Kitobni o'qish: «Ручка. Как принять особенность своего ребенка и сделать его жизнь счастливее», sahifa 3

Shrift:

Напомню, трагедия в Чернобыле произошла относительно недавно, в 1986 году. Но ни увеличение смертности, ни всплеск частоты рождения детей с врожденными пороками развития, ни статистика абортов по медицинским показаниям из-за грубых пороков развития тогда не заставили нас проверять радиоактивную составляющую в вещах или хотя бы в продуктах питания. С ужасом я узнала, что люди, проживавшие рядом с зараженной зоной, могут быть носителями мутировавших генов. Детальный разбор чернобыльской трагедии показал, как часто мы даже не догадываемся о том, что подвергаем себя и своих детей чудовищному риску. Я родилась на Сахалине – острове, вокруг которого в море буквально ядерный могильник. Поговаривают, что на дне у берегов покоятся ядерные бомбы, суда с ядерными отходами и даже радиоизотопный генератор. Повлияло ли это на моего будущего ребенка?
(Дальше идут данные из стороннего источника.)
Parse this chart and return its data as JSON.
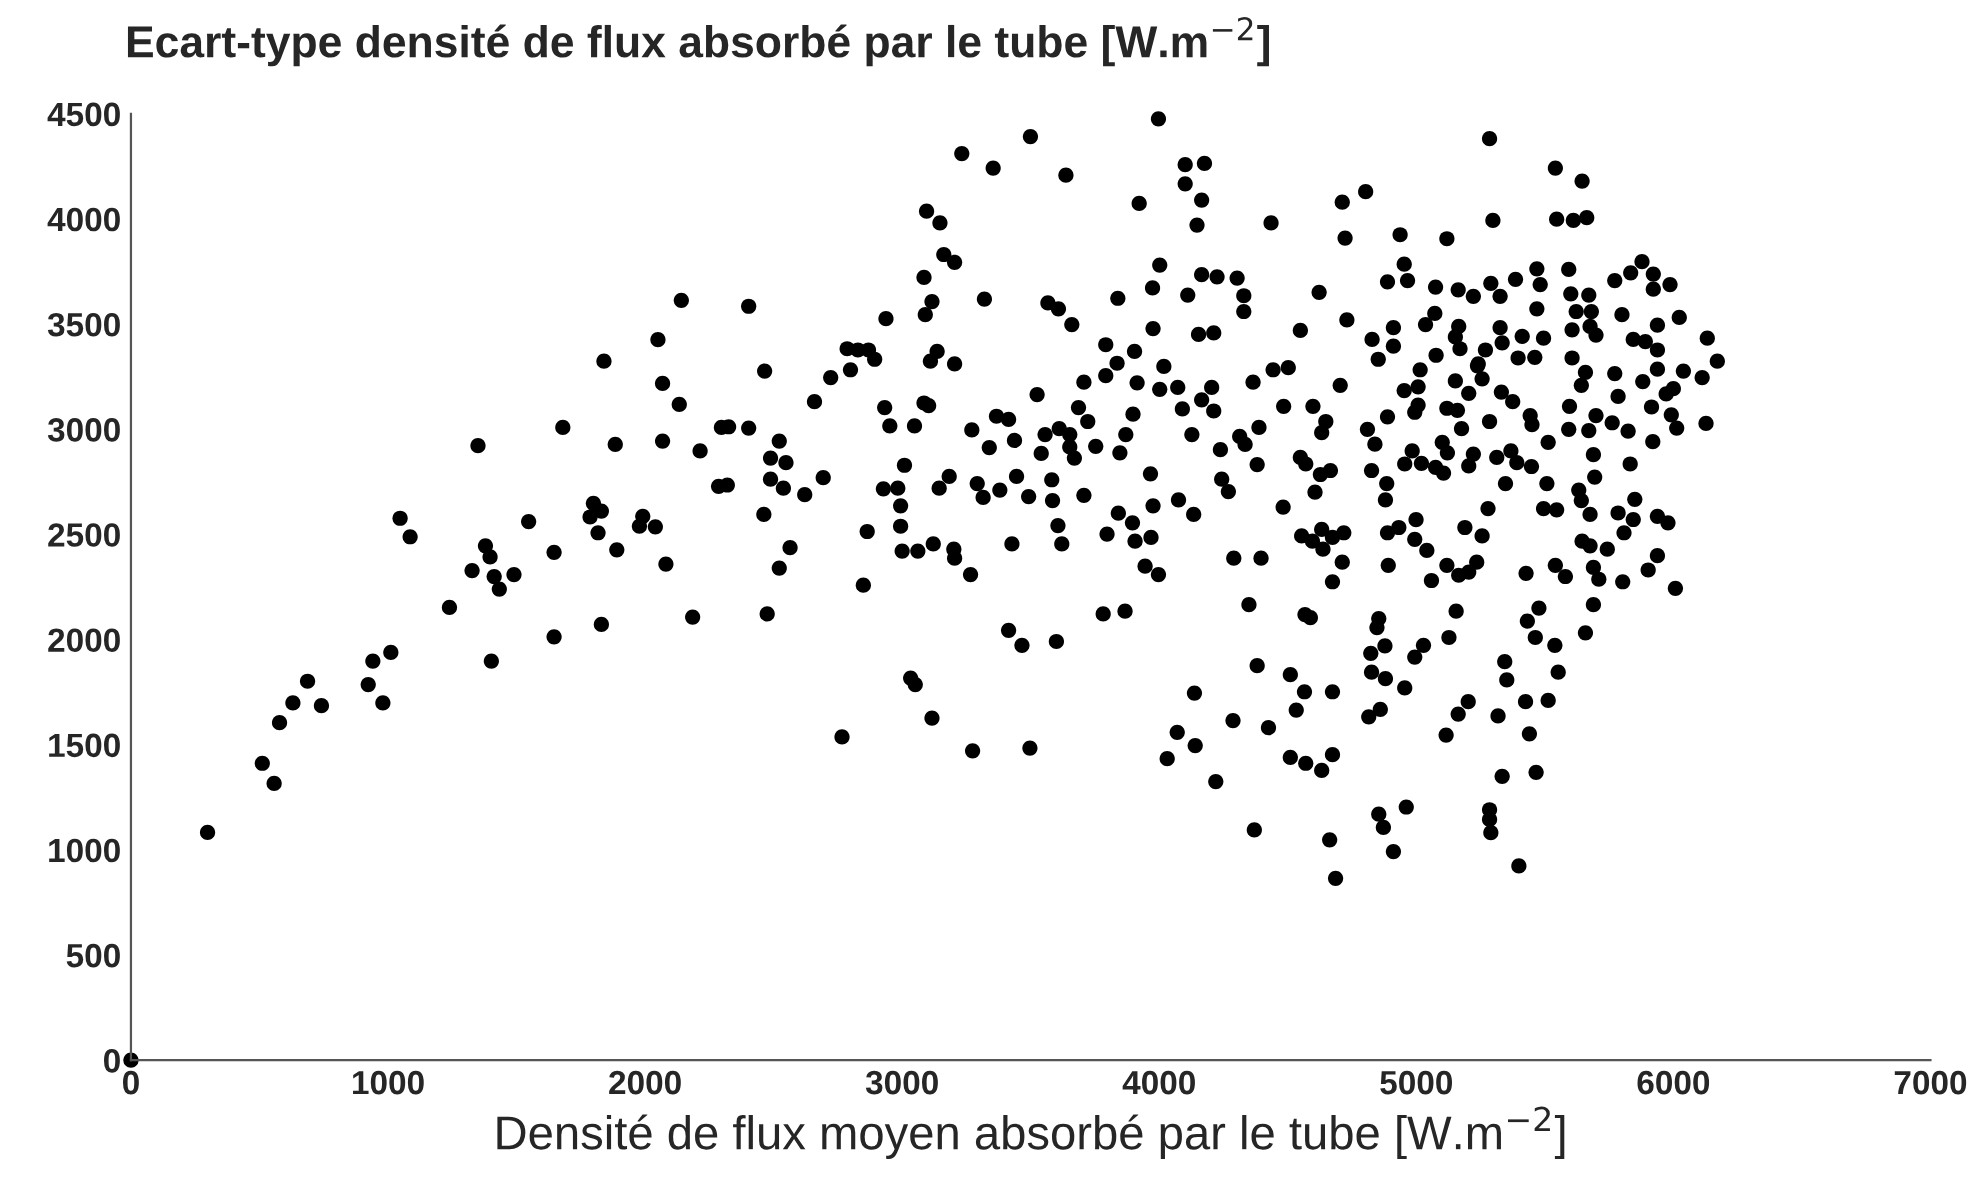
{
  "chart_data": {
    "type": "scatter",
    "title": "Ecart-type densité de flux absorbé par le tube [W.m$^{−2}$]",
    "xlabel": "Densité de flux moyen absorbé par le tube [W.m$^{−2}$]",
    "xlim": [
      0,
      7000
    ],
    "xticks": [
      0,
      1000,
      2000,
      3000,
      4000,
      5000,
      6000,
      7000
    ],
    "ylim": [
      0,
      4500
    ],
    "yticks": [
      0,
      500,
      1000,
      1500,
      2000,
      2500,
      3000,
      3500,
      4000,
      4500
    ],
    "grid": false,
    "marker": "circle",
    "series": [
      {
        "color": "#000000",
        "x": [
          0,
          298,
          511,
          557,
          578,
          630,
          687,
          741,
          923,
          941,
          980,
          1011,
          1047,
          1086,
          1239,
          1327,
          1350,
          1379,
          1397,
          1402,
          1413,
          1433,
          1490,
          1547,
          1646,
          1646,
          1680,
          1786,
          1799,
          1830,
          1817,
          1830,
          1840,
          1884,
          1890,
          1978,
          1991,
          2040,
          2050,
          2068,
          2068,
          2081,
          2133,
          2141,
          2185,
          2214,
          2286,
          2297,
          2403,
          2325,
          2403,
          2320,
          2465,
          2462,
          2475,
          2522,
          2488,
          2548,
          2488,
          2538,
          2522,
          2564,
          2621,
          2693,
          2659,
          2722,
          2786,
          2799,
          2828,
          2869,
          2893,
          2937,
          2932,
          2952,
          2927,
          2983,
          3009,
          2994,
          2994,
          3000,
          3061,
          2864,
          2849,
          2766,
          3033,
          3051,
          3116,
          3095,
          3147,
          3162,
          3204,
          3085,
          3116,
          3090,
          3136,
          3110,
          3204,
          3085,
          3103,
          3048,
          3144,
          3183,
          3121,
          3201,
          3204,
          3266,
          3232,
          3354,
          3499,
          3637,
          3320,
          3271,
          3339,
          3292,
          3315,
          3380,
          3367,
          3414,
          3437,
          3445,
          3427,
          3492,
          3414,
          3466,
          3600,
          3274,
          3497,
          3525,
          3541,
          3556,
          3582,
          3585,
          3606,
          3621,
          3567,
          3608,
          3660,
          3611,
          3652,
          3652,
          3670,
          3686,
          3722,
          3707,
          3707,
          3753,
          3792,
          3792,
          3836,
          3839,
          3904,
          3914,
          3898,
          3870,
          3847,
          3797,
          3841,
          3896,
          3906,
          3968,
          3945,
          3997,
          3782,
          3867,
          3922,
          3997,
          3974,
          4002,
          3976,
          4018,
          4002,
          3966,
          3976,
          4072,
          4090,
          4127,
          4075,
          4134,
          4101,
          4176,
          4101,
          4165,
          4147,
          4111,
          4165,
          4225,
          4303,
          4329,
          4329,
          4153,
          4212,
          4204,
          4165,
          4212,
          4238,
          4243,
          4269,
          4313,
          4334,
          4381,
          4388,
          4365,
          4435,
          4443,
          4502,
          4484,
          4482,
          4290,
          4396,
          4349,
          4137,
          4070,
          4031,
          4140,
          4220,
          4287,
          4381,
          4425,
          4370,
          4510,
          4565,
          4533,
          4510,
          4570,
          4632,
          4674,
          4674,
          4663,
          4686,
          4622,
          4549,
          4598,
          4648,
          4632,
          4549,
          4570,
          4627,
          4666,
          4606,
          4554,
          4596,
          4632,
          4637,
          4674,
          4718,
          4712,
          4674,
          4567,
          4588,
          4712,
          4723,
          4730,
          4704,
          4803,
          4937,
          5119,
          5285,
          5298,
          5541,
          5645,
          5546,
          5611,
          5663,
          4888,
          4953,
          4966,
          5075,
          5163,
          5222,
          5290,
          5326,
          5386,
          5469,
          5482,
          5593,
          5601,
          5671,
          5772,
          5834,
          5878,
          5922,
          5922,
          5987,
          4828,
          4852,
          4911,
          4911,
          5036,
          5072,
          5077,
          5152,
          5165,
          5170,
          5241,
          5269,
          5326,
          5334,
          5396,
          5412,
          5461,
          5469,
          5495,
          5606,
          5606,
          5622,
          5681,
          5676,
          5699,
          5658,
          5642,
          5772,
          5800,
          5844,
          5891,
          5938,
          5938,
          6023,
          6132,
          6171,
          6039,
          6112,
          5938,
          6000,
          5972,
          5881,
          5785,
          5915,
          5992,
          6013,
          6127,
          5920,
          5824,
          5762,
          5699,
          5671,
          5593,
          5596,
          5513,
          5450,
          5443,
          5375,
          5331,
          5285,
          5256,
          5238,
          5204,
          5176,
          5160,
          5119,
          5152,
          5015,
          5007,
          5007,
          4994,
          4953,
          4888,
          4810,
          4839,
          4984,
          4955,
          5020,
          5101,
          5121,
          5075,
          5106,
          5204,
          5222,
          5313,
          5368,
          5391,
          5448,
          5347,
          5508,
          5632,
          5689,
          5694,
          5642,
          5832,
          5850,
          5676,
          5495,
          5546,
          5785,
          5844,
          5938,
          5979,
          5808,
          5645,
          5676,
          5743,
          5938,
          5902,
          5803,
          5710,
          5689,
          5580,
          5541,
          5427,
          5235,
          5204,
          5165,
          5119,
          5059,
          4891,
          5041,
          4994,
          4888,
          4999,
          4932,
          5189,
          5256,
          5279,
          4885,
          4880,
          4826,
          6008,
          5689,
          5658,
          5477,
          5432,
          5463,
          5539,
          5552,
          5513,
          5425,
          5440,
          5466,
          5334,
          5318,
          5352,
          5344,
          5155,
          5127,
          5202,
          5163,
          5116,
          5028,
          4994,
          4955,
          4880,
          4826,
          4823,
          4878,
          4847,
          4854,
          4815,
          4860,
          4854,
          4872,
          4911,
          4961,
          5285,
          5285,
          5290,
          5399
        ],
        "values": [
          0,
          1083,
          1412,
          1316,
          1605,
          1699,
          1802,
          1686,
          1786,
          1898,
          1699,
          1939,
          2577,
          2489,
          2153,
          2328,
          2922,
          2446,
          2393,
          1898,
          2300,
          2240,
          2309,
          2561,
          2415,
          2013,
          3009,
          2583,
          2648,
          2611,
          2508,
          2072,
          3324,
          2928,
          2427,
          2539,
          2586,
          2536,
          3426,
          3218,
          2944,
          2359,
          3118,
          3613,
          2107,
          2897,
          2729,
          3009,
          3585,
          3012,
          3006,
          2735,
          3277,
          2595,
          2122,
          2944,
          2863,
          2841,
          2763,
          2720,
          2340,
          2437,
          2689,
          2770,
          3131,
          3246,
          3383,
          3283,
          3377,
          3377,
          3333,
          3526,
          3103,
          3016,
          2717,
          2720,
          2829,
          2636,
          2539,
          2421,
          2421,
          2514,
          2259,
          1537,
          1817,
          1786,
          1627,
          4037,
          3981,
          3831,
          3794,
          3722,
          3607,
          3545,
          3370,
          3324,
          3311,
          3125,
          3112,
          3016,
          2720,
          2776,
          2455,
          2430,
          2387,
          2309,
          4311,
          4242,
          4392,
          4208,
          3619,
          2997,
          2913,
          2742,
          2676,
          2711,
          3062,
          3047,
          2947,
          2776,
          2455,
          2680,
          2044,
          1973,
          1991,
          1471,
          1484,
          3165,
          2885,
          2975,
          2760,
          2661,
          2542,
          2455,
          3601,
          3573,
          3498,
          3003,
          2975,
          2916,
          2863,
          3103,
          3037,
          3224,
          2686,
          2919,
          3402,
          3255,
          3314,
          3623,
          3370,
          3221,
          3072,
          2975,
          2888,
          2502,
          2601,
          2555,
          2468,
          2486,
          2349,
          2309,
          2122,
          2135,
          4074,
          4476,
          3672,
          3781,
          3479,
          3299,
          3190,
          2788,
          2636,
          3199,
          3097,
          2975,
          2664,
          2595,
          4258,
          4264,
          4167,
          4090,
          3971,
          3638,
          3735,
          3725,
          3719,
          3635,
          3560,
          3451,
          3458,
          3199,
          3140,
          3087,
          2903,
          2763,
          2704,
          2966,
          2928,
          2832,
          3009,
          3224,
          3981,
          3283,
          3293,
          3109,
          2630,
          2387,
          2387,
          2166,
          1746,
          1559,
          1434,
          1496,
          1325,
          1615,
          1876,
          1581,
          1095,
          1833,
          1752,
          1665,
          1440,
          1412,
          1378,
          1453,
          1752,
          1048,
          865,
          3651,
          3470,
          3109,
          3037,
          2984,
          2866,
          2835,
          2785,
          2804,
          2701,
          2493,
          2468,
          2524,
          2430,
          2486,
          2508,
          2368,
          2275,
          2119,
          2104,
          4080,
          3909,
          3520,
          3209,
          4130,
          3925,
          3906,
          4382,
          3993,
          4242,
          4180,
          3999,
          3993,
          4006,
          3701,
          3785,
          3707,
          3676,
          3663,
          3632,
          3694,
          3632,
          3713,
          3763,
          3688,
          3760,
          3644,
          3638,
          3707,
          3744,
          3797,
          3738,
          3666,
          3688,
          3427,
          3333,
          3483,
          3395,
          3498,
          3551,
          3352,
          3439,
          3489,
          3383,
          3311,
          3377,
          3483,
          3411,
          3339,
          3442,
          3342,
          3573,
          3433,
          3473,
          3339,
          3560,
          3560,
          3489,
          3448,
          3271,
          3209,
          3265,
          3545,
          3427,
          3417,
          3495,
          3377,
          3532,
          3433,
          3324,
          3277,
          3246,
          3286,
          3193,
          3168,
          3227,
          3156,
          3106,
          3069,
          3006,
          3028,
          2941,
          2991,
          3031,
          3065,
          2994,
          3000,
          3109,
          2938,
          3022,
          3065,
          3131,
          3177,
          3037,
          3240,
          3302,
          3171,
          3003,
          3090,
          3100,
          3230,
          3283,
          3202,
          3115,
          3081,
          3184,
          3059,
          3000,
          2929,
          2897,
          2835,
          2838,
          2938,
          2888,
          2819,
          2792,
          2826,
          2882,
          2866,
          2897,
          2841,
          2823,
          2742,
          2742,
          2711,
          2879,
          2773,
          2661,
          2835,
          2667,
          2595,
          2623,
          2617,
          2602,
          2571,
          2586,
          2555,
          2508,
          2468,
          2446,
          2430,
          2399,
          2331,
          2275,
          2287,
          2343,
          2300,
          2353,
          2315,
          2368,
          2321,
          2306,
          2353,
          2281,
          2353,
          2424,
          2477,
          2508,
          2570,
          2533,
          2533,
          2493,
          2623,
          2742,
          2664,
          2804,
          2244,
          2166,
          2032,
          2150,
          2088,
          2010,
          1973,
          1845,
          1711,
          1705,
          1552,
          1369,
          1350,
          1637,
          1808,
          1895,
          2135,
          2010,
          1705,
          1646,
          1546,
          1973,
          1917,
          1770,
          1814,
          1845,
          1935,
          1970,
          2057,
          2100,
          1633,
          1668,
          1170,
          1107,
          992,
          1204,
          1191,
          1145,
          1082,
          924
        ]
      }
    ]
  }
}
Я не знаю…

К середине моей беременности мы принимаем решение уехать во Флориду на зимовку, а возможно, и родить в США. Признаться, боязно оказаться в положении в незнакомом месте, тем не менее перспектива пожить в тепле меня очаровывает, как и сама Америка. Здесь в глаза сразу бросается другое отношение к беременности.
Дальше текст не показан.